The remuneration of UK CEOs has increased by almost 80 per cent since 1997 as the pay gap between British bosses and their American counterparts narrows.
Research presented at the Royal Economic Society's annual conference by Professor Martin Conyon of Wharton Business School and Dr Graham Sadler of Aston Business School compared the pay of CEOs in 1997 and 2003.
They found that the US CEOs earned more than 50 per cent more than British CEOs in 1997 after factors such as size of firm and business sector had been discounted.
The average total annual remuneration - including share options and other benefits - for US bosses in 1997 was 120 per cent more than their British colleagues.
But by 2003, the average total annual figure for a UK CEO had risen steeply from £955,000 to £1.7m.

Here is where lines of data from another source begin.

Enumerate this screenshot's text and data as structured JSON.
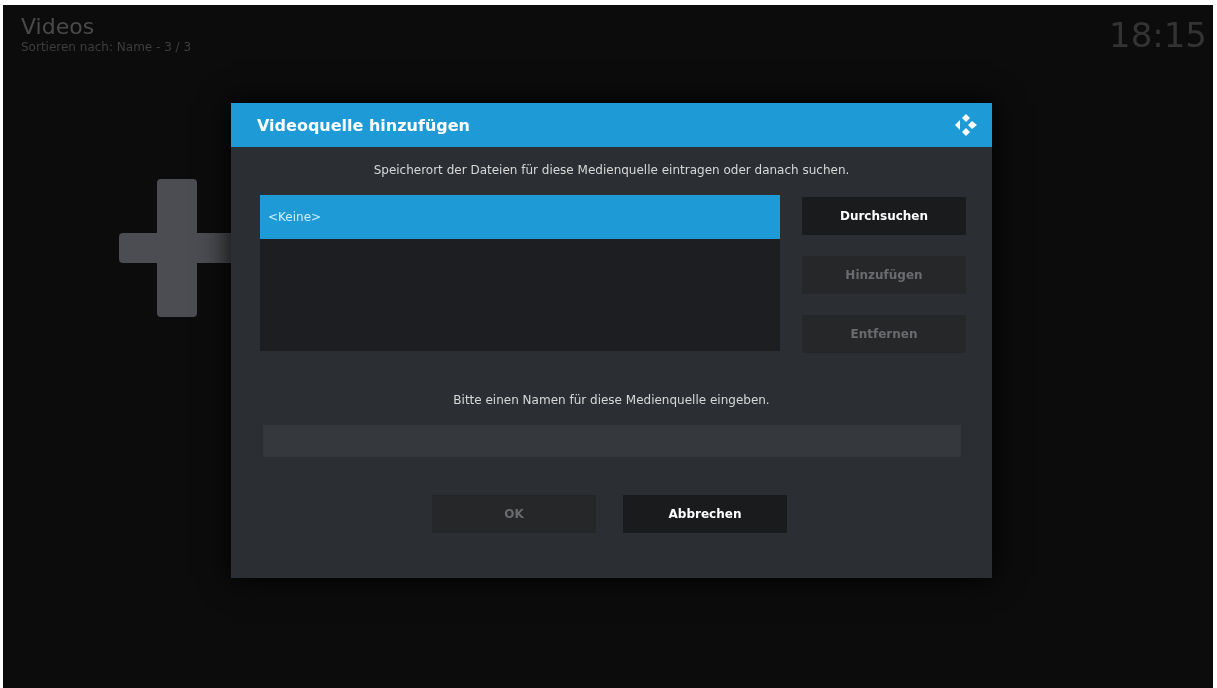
{
  "header": {
    "title": "Videos",
    "subtitle": "Sortieren nach: Name - 3 / 3",
    "clock": "18:15"
  },
  "dialog": {
    "title": "Videoquelle hinzufügen",
    "instruction": "Speicherort der Dateien für diese Medienquelle eintragen oder danach suchen.",
    "sources": [
      {
        "label": "<Keine>",
        "selected": true
      }
    ],
    "side_buttons": [
      {
        "label": "Durchsuchen",
        "disabled": false
      },
      {
        "label": "Hinzufügen",
        "disabled": true
      },
      {
        "label": "Entfernen",
        "disabled": true
      }
    ],
    "name_prompt": "Bitte einen Namen für diese Medienquelle eingeben.",
    "footer_buttons": [
      {
        "label": "OK",
        "disabled": true
      },
      {
        "label": "Abbrechen",
        "disabled": false
      }
    ]
  }
}
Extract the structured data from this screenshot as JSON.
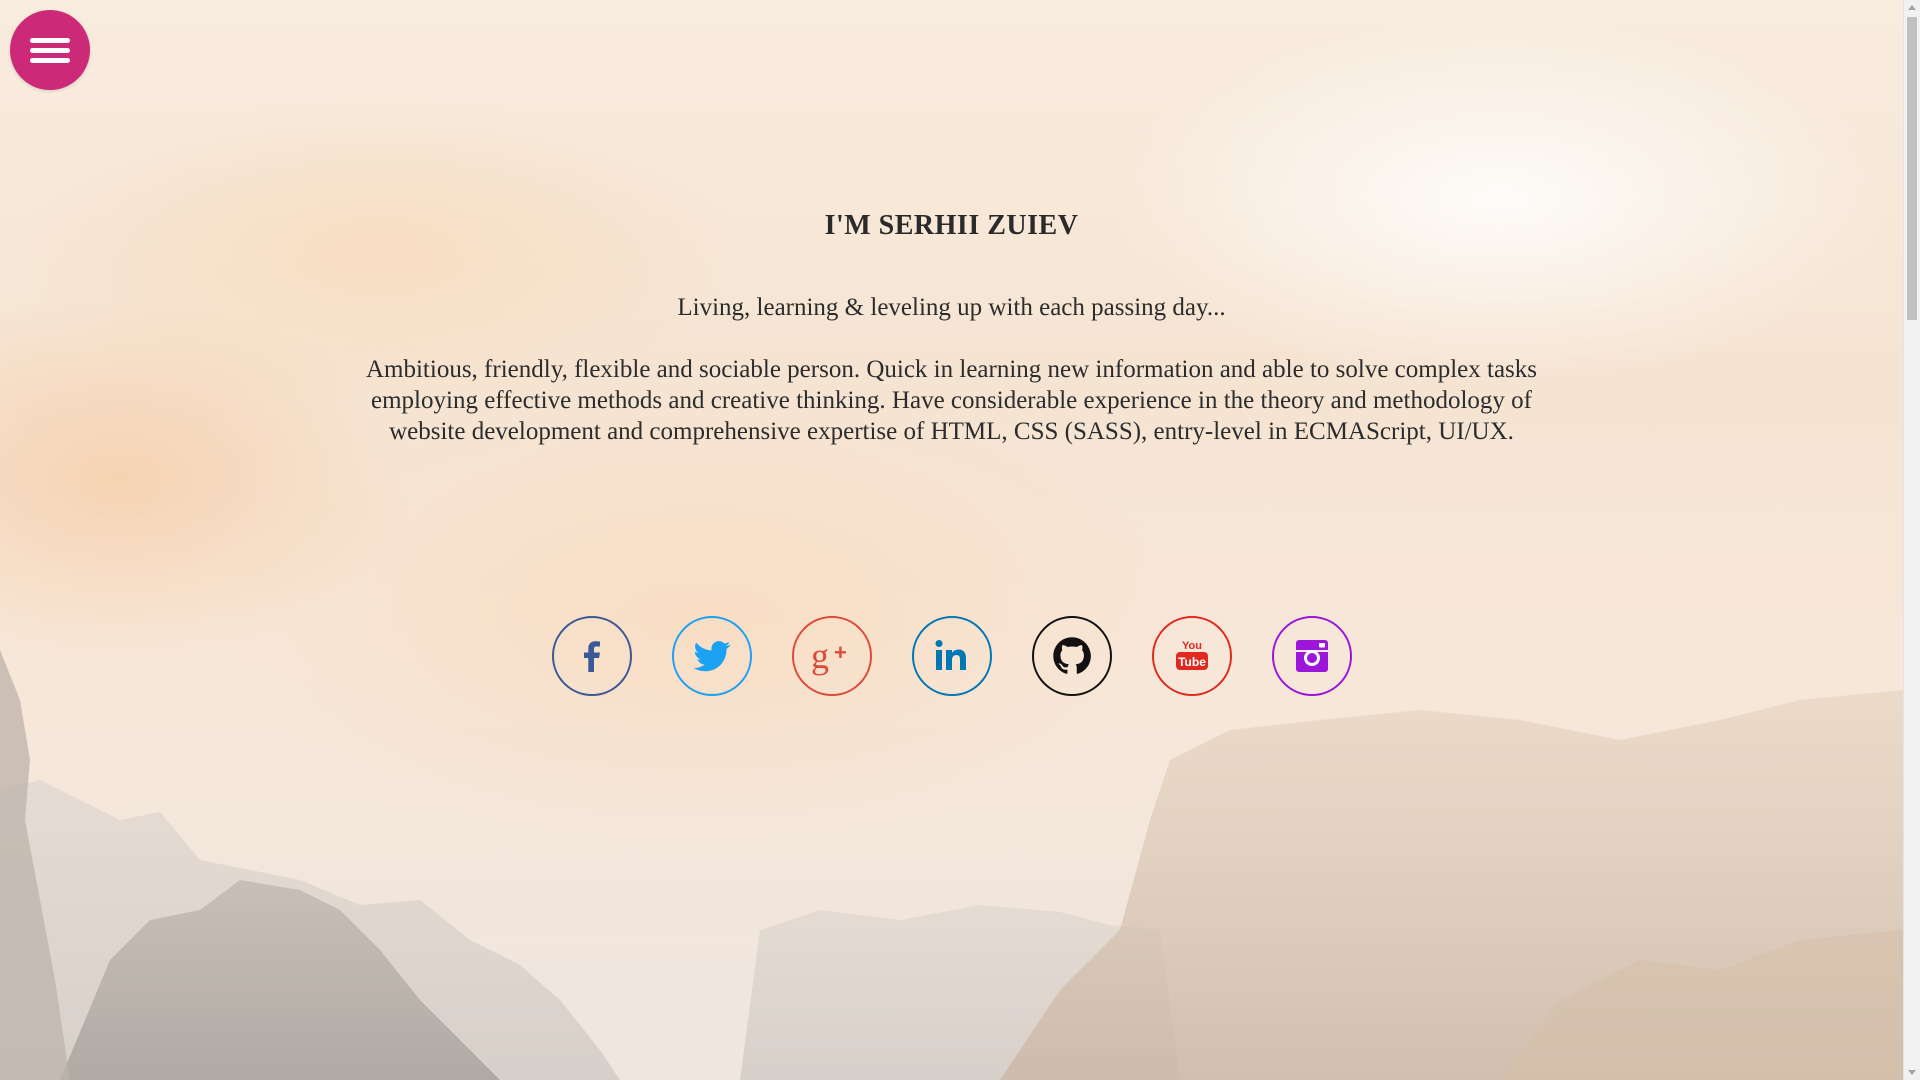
{
  "menu": {
    "icon": "hamburger-menu-icon",
    "color": "#cc2a78"
  },
  "hero": {
    "title": "I'M SERHII ZUIEV",
    "tagline": "Living, learning & leveling up with each passing day...",
    "about": "Ambitious, friendly, flexible and sociable person. Quick in learning new information and able to solve complex tasks employing effective methods and creative thinking. Have considerable experience in the theory and methodology of website development and comprehensive expertise of HTML, CSS (SASS), entry-level in ECMAScript, UI/UX."
  },
  "socials": [
    {
      "name": "facebook",
      "icon": "facebook-icon",
      "color": "#3b5998"
    },
    {
      "name": "twitter",
      "icon": "twitter-icon",
      "color": "#1da1f2"
    },
    {
      "name": "google-plus",
      "icon": "google-plus-icon",
      "color": "#dd4b39"
    },
    {
      "name": "linkedin",
      "icon": "linkedin-icon",
      "color": "#0077b5"
    },
    {
      "name": "github",
      "icon": "github-icon",
      "color": "#111111"
    },
    {
      "name": "youtube",
      "icon": "youtube-icon",
      "color": "#e02a20",
      "glyph_text": [
        "You",
        "Tube"
      ]
    },
    {
      "name": "instagram",
      "icon": "instagram-icon",
      "color": "#9b16d8"
    }
  ]
}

The total average package for US CEOs in 2003 was £2.8m - some 70 per cent higher. Excluding share options, however, the difference in basic salary fell to only 25 per cent.
The figures were drawn from a study more than 1,500 US CEOs and almost 200 of the UK's largest companies.

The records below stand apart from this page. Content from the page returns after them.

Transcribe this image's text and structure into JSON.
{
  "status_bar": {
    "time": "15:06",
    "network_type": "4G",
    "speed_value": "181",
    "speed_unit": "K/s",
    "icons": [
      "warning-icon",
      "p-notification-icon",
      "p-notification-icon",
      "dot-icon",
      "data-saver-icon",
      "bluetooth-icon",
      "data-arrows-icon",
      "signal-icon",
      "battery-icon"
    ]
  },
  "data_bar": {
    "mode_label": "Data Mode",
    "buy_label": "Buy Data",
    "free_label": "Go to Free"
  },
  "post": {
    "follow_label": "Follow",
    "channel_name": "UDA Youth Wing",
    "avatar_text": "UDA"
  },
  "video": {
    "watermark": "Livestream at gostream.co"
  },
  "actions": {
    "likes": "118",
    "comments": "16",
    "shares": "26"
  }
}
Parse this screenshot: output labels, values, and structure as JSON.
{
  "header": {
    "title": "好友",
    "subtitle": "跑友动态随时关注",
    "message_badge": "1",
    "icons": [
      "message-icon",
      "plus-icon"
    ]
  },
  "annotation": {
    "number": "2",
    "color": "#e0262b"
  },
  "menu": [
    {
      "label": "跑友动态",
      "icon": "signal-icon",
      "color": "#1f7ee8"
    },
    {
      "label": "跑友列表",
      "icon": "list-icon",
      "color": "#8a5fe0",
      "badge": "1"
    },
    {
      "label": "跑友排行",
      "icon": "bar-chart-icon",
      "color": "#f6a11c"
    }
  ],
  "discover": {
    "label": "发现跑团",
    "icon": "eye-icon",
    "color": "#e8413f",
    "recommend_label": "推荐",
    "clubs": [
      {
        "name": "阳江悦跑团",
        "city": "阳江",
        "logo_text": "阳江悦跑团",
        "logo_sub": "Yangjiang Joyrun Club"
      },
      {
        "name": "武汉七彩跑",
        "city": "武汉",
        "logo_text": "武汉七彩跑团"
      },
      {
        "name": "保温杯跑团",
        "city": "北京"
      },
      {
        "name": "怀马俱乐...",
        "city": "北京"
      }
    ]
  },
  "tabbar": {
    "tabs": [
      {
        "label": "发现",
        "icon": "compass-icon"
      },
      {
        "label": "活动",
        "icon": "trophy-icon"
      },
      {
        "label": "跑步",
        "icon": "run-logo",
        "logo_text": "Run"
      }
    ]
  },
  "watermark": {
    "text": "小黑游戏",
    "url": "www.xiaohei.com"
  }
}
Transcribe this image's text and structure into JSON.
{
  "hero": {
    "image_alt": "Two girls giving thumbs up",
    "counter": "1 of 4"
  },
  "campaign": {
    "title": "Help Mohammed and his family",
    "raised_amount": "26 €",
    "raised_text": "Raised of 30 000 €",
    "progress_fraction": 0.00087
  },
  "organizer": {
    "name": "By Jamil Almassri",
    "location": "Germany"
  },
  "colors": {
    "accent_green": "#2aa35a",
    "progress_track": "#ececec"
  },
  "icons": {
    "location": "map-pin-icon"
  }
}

According to the researchers, the narrowing trans-Atlantic gap is largely due to UK executives receiving a growing proportion of their remuneration in the form of share options, performance-related bonuses and equity-linked pay schemes
“Executive pay is increasingly performance-based," said Professor Conyon “It is not fat-cattery. The proportion of risk-free pay is falling and the proportion of risky pay is rising."

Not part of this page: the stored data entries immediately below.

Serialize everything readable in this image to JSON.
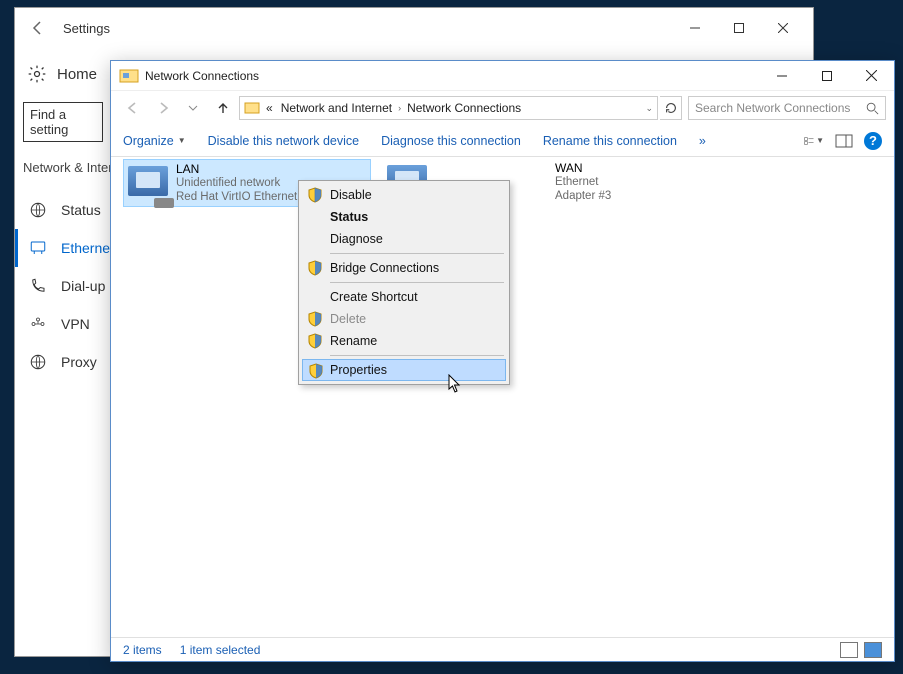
{
  "settings": {
    "title": "Settings",
    "home": "Home",
    "find_placeholder": "Find a setting",
    "section": "Network & Internet",
    "items": [
      {
        "label": "Status"
      },
      {
        "label": "Ethernet"
      },
      {
        "label": "Dial-up"
      },
      {
        "label": "VPN"
      },
      {
        "label": "Proxy"
      }
    ]
  },
  "explorer": {
    "title": "Network Connections",
    "breadcrumb": {
      "prefix": "«",
      "parent": "Network and Internet",
      "current": "Network Connections"
    },
    "search_placeholder": "Search Network Connections",
    "toolbar": {
      "organize": "Organize",
      "disable": "Disable this network device",
      "diagnose": "Diagnose this connection",
      "rename": "Rename this connection"
    },
    "adapters": {
      "lan": {
        "name": "LAN",
        "line2": "Unidentified network",
        "line3": "Red Hat VirtIO Ethernet"
      },
      "wan": {
        "name": "WAN",
        "line2": "",
        "line3": "Ethernet Adapter #3"
      }
    },
    "context_menu": {
      "disable": "Disable",
      "status": "Status",
      "diagnose": "Diagnose",
      "bridge": "Bridge Connections",
      "shortcut": "Create Shortcut",
      "delete": "Delete",
      "rename": "Rename",
      "properties": "Properties"
    },
    "statusbar": {
      "count": "2 items",
      "selected": "1 item selected"
    }
  }
}
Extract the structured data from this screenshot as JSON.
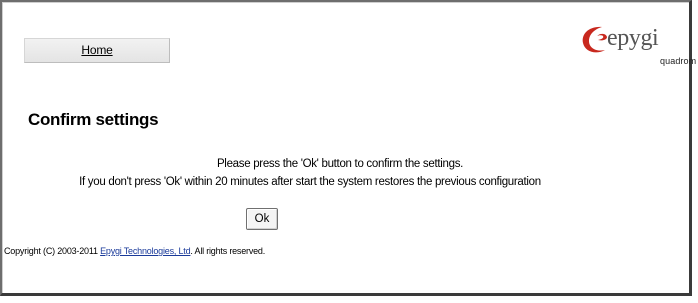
{
  "nav": {
    "home_label": "Home"
  },
  "logo": {
    "word": "epygi",
    "sub": "quadrom",
    "brand_color": "#c8281e"
  },
  "main": {
    "title": "Confirm settings",
    "line1": "Please press the 'Ok' button to confirm the settings.",
    "line2": "If you don't press 'Ok' within 20 minutes after start the system restores the previous configuration",
    "ok_label": "Ok"
  },
  "footer": {
    "prefix": "Copyright (C) 2003-2011 ",
    "link": "Epygi Technologies, Ltd",
    "suffix": ". All rights reserved."
  }
}
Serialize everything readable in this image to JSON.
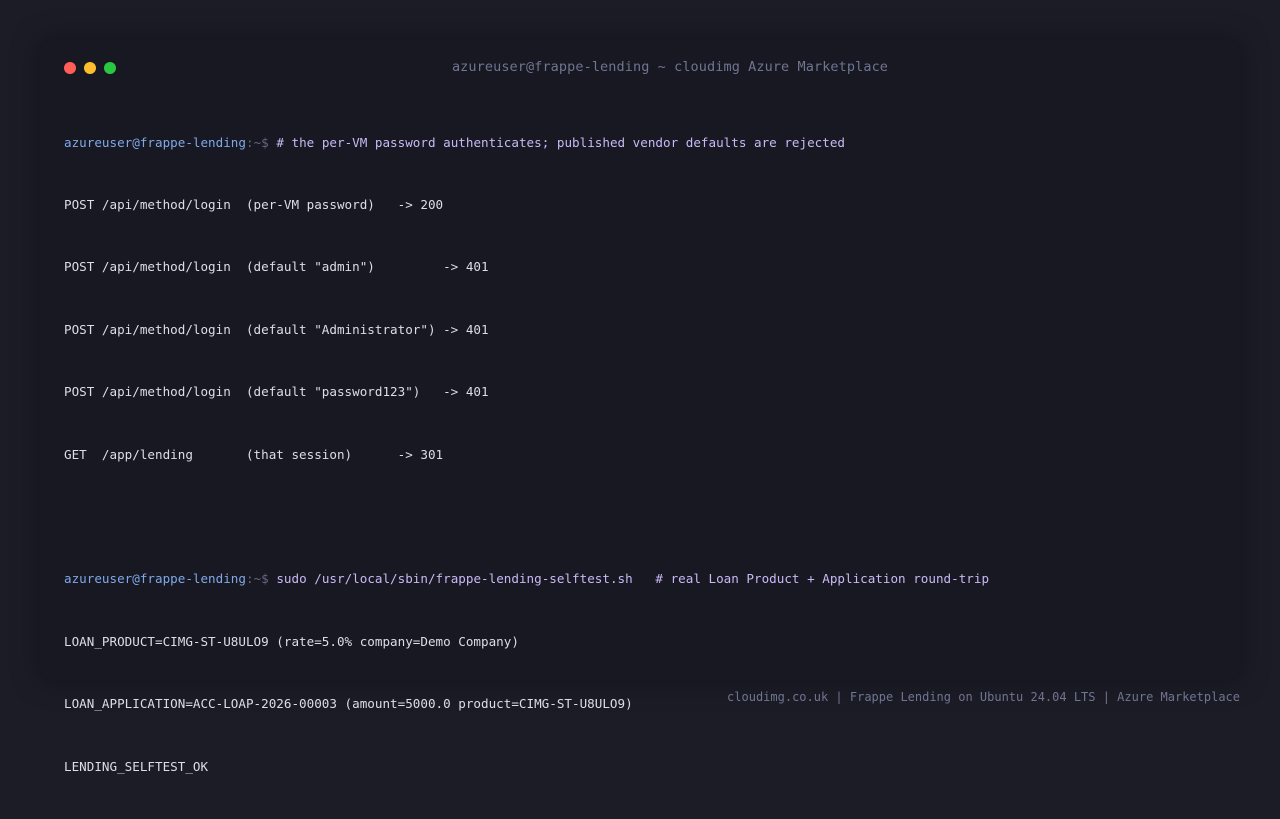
{
  "window": {
    "title": "azureuser@frappe-lending ~ cloudimg Azure Marketplace"
  },
  "terminal": {
    "block1": {
      "prompt_user": "azureuser@frappe-lending",
      "prompt_path": ":~$ ",
      "command": "# the per-VM password authenticates; published vendor defaults are rejected",
      "output": [
        "POST /api/method/login  (per-VM password)   -> 200",
        "POST /api/method/login  (default \"admin\")         -> 401",
        "POST /api/method/login  (default \"Administrator\") -> 401",
        "POST /api/method/login  (default \"password123\")   -> 401",
        "GET  /app/lending       (that session)      -> 301"
      ]
    },
    "block2": {
      "prompt_user": "azureuser@frappe-lending",
      "prompt_path": ":~$ ",
      "command": "sudo /usr/local/sbin/frappe-lending-selftest.sh   # real Loan Product + Application round-trip",
      "output": [
        "LOAN_PRODUCT=CIMG-ST-U8ULO9 (rate=5.0% company=Demo Company)",
        "LOAN_APPLICATION=ACC-LOAP-2026-00003 (amount=5000.0 product=CIMG-ST-U8ULO9)",
        "LENDING_SELFTEST_OK"
      ]
    }
  },
  "footer": {
    "text": "cloudimg.co.uk | Frappe Lending on Ubuntu 24.04 LTS | Azure Marketplace"
  },
  "colors": {
    "background": "#1b1c26",
    "window": "#171821",
    "prompt_user": "#7fa8e8",
    "command": "#c9b8f5",
    "output": "#dcdde6",
    "muted": "#6f7592"
  }
}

Last year, an analysis of the annual reports of the the UK’s ten biggest companies by consultants Independent Remuneration Solutions (IRS) analysis found that basic salary accounted for only 16 per cent of total remuneration as bosses received a bewildering – and far from transparent - array of benefits including bonuses, share options and pension contributions.
However other studies suggest that 'performance-related' pay is not what it seems. Research by executive compensation consultancy, Halliwell Consulting, in 2003 found that most FTSE 100 companies pay their directors performance-related incentives even when they fail to perform.
Another analysis by market historian David Schwartz found that there is actually an inverse relationship between pay and profitability in the UK – the more the boss gets paid, the worse the company tends to perform.
According to Schwartz, "In 18 of the 30 sectors, shares of companies run by the highest-paid executive in the sector disappointed investors, rising by less than the sector average. There was no systematic benefit associated with paying executives above the odds."